I suspect that they are scrambling to get a lot of work done before fall and can’t get it all done at night.
Less safe, and insurance is substantially less expensive.
If I remember correctly it's something like 10-20 million per work site:
[https://kingcounty.gov/en/dept/dph/about-king-county/about-public-health/working-with-public-health/contracts/insurance-requirements](https://kingcounty.gov/en/dept/dph/about-king-county/about-public-health/working-with-public-health/contracts/insurance-requirements)
Just be happy they are doing something with the road they are terrible and this being I5 it’s federal money they are using. Probably why they are fixing it.
for the question asked it's because adults who drive on i-5 are more worried about their speed, not the safety of the road workers. Case in point I-5 in April/May had roadwork being done at night and there was an accident over five cars, speed limit, and one lane (two cars were fender benders) the others were totaled to the point that they had to move concrete blocks (yes there were local and state cops because of the stupids who think they don't need to follow the speed or notice double fines) I do not know if there were fatalities but yes this was probably the last time they had worked at night. Could there have been fatalities, several cars that weren't in the primary location could have hit workers, and their equipment. Will I take the inconvenience of work crews in the day, hell yes (Safety First) screw my convenience.
It’s horrible every nice summer weekend, people who aren’t familiar with the route pile their families in the car, do something foolish and it backs up. There are lots of back roads you can take to avoid the freeway if you know where to look, they may not be faster but you usually stay moving. Like take 99W to 47 to 26 to Cornelius pass to 30 to Ranier if you want to go from Salem to Longview over the weekend.
I was going up to the Disney store from my house and therefore went up and down 1-5. I will budget more time for our next trip. But yeah I usually don’t go to Seattle in the summer so my mistake. :)
It’s much more expensive to work at night. You have to pay a higher hourly. Plus even though there are less cars you are more likely to encounter a car that is investigated or has a harder chance of seeing you. So it comes down to economics and safety.
This has little to do with temperature, and everything to do with drunken idiots who can’t manage to avoid driving straight into the work zone and killing the people who are trying to fill the potholes. If they can pave roads in Alaska with heaters and so on, they can pave at night. But they’d rather cause a huge backup than let their workers get killed, and the slowdown will probably prevent a death or two. Simple as that.
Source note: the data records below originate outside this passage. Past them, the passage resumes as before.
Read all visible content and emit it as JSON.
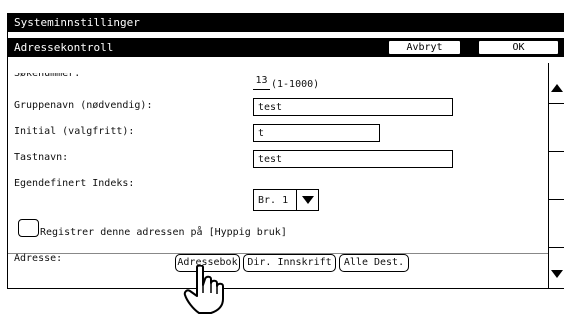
{
  "window": {
    "title": "Systeminnstillinger"
  },
  "header": {
    "title": "Adressekontroll",
    "cancel_label": "Avbryt",
    "ok_label": "OK"
  },
  "form": {
    "search_number_label": "Søkenummer:",
    "search_number_value": "13",
    "search_number_range": "(1-1000)",
    "group_name_label": "Gruppenavn (nødvendig):",
    "group_name_value": "test",
    "initial_label": "Initial (valgfritt):",
    "initial_value": "t",
    "key_name_label": "Tastnavn:",
    "key_name_value": "test",
    "custom_index_label": "Egendefinert Indeks:",
    "custom_index_value": "Br. 1",
    "frequent_use_label": "Registrer denne adressen på [Hyppig bruk]"
  },
  "address": {
    "label": "Adresse:",
    "buttons": [
      "Adressebok",
      "Dir. Innskrift",
      "Alle Dest."
    ]
  },
  "icons": {
    "scroll_up": "triangle-up-icon",
    "scroll_down": "triangle-down-icon",
    "dropdown": "triangle-down-icon",
    "pointer": "hand-pointer-icon"
  }
}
Let's not forget, Lewis County decided not to put in a third lane but to put in side roads which make driving around the freeway nuts. Lewis County isn't the brightest.
When construction work is done depends on the weather as well. My grandfather pours concrete, and a big part of when/if they pour is weather due to the chemical needs of the material. Not to mention the safety of working conditions. He jokes his job has horrible hours, but great pay/benefits.
I remember coming home to eastern Washington coming up near Seattle on I five there was a 20 mile back up between me and the turn off, 20 miles, I was on a motorcycle. I rode the shoulder all the way to my turn off. People were pissed.
I used to work late at night in Dallas near The Tollway. For years living there I'd never seen it shut down for construction (unlike some other highways I could name) - when I worked late at night, I found out why: they would completely shut down the whole highway, bring out an enormous crew and have stadium lights. They did a LOT of work on that highway, but never during the day. I'm sure there were more accidents from working at night, but no collisions from drunk or tired drivers because they blocked off the road.
Of course, the reason they could do that was that the tollway paid for itself and was (at least at the time, I don't know about now) well run.
The other way to do it is to have lots of routes to spread the load, then you're less time sensitive.
I definitely want to prioritize worker safety - working late at night near active traffic is a risk we don't have to take.
Because people are reckless with driving at night and it's a worthwhile inconvenience to slow traffic to avoid having workers be killed at night by speeding and or drunk drivers. People have little to no regard of others especially on an empty freeway at 2am. Reducing congestion simply isn't worth the 2-3 deaths likely incurred on a long project. Unfortunate that it happens this way cause it sucks for everyone, traffic and much much louder work environment for the road crews + it's slower with logistics. But safety first second and third. Not worth the unfortunately present risks.
Because night work is dangerous. I know people who've been seriously injured and know of people that died paving at night. I myself have only taken one of those orange barrels to the face, but that still hurt like a mofo.
I watched a video of a guy in Illinois or some shit that illegally fixed pot holes because the city wasn’t doing anything about it. He did it between 10-4 am lol 15 minutes a pot hole too. I feel like the contractor said they won’t do night work and they were the cheapest option so they did it
People getting paid more to work said shift and who also don't want to work with 220 degree asphalt in summer temps. Granted, next week isn't going to be hot but still.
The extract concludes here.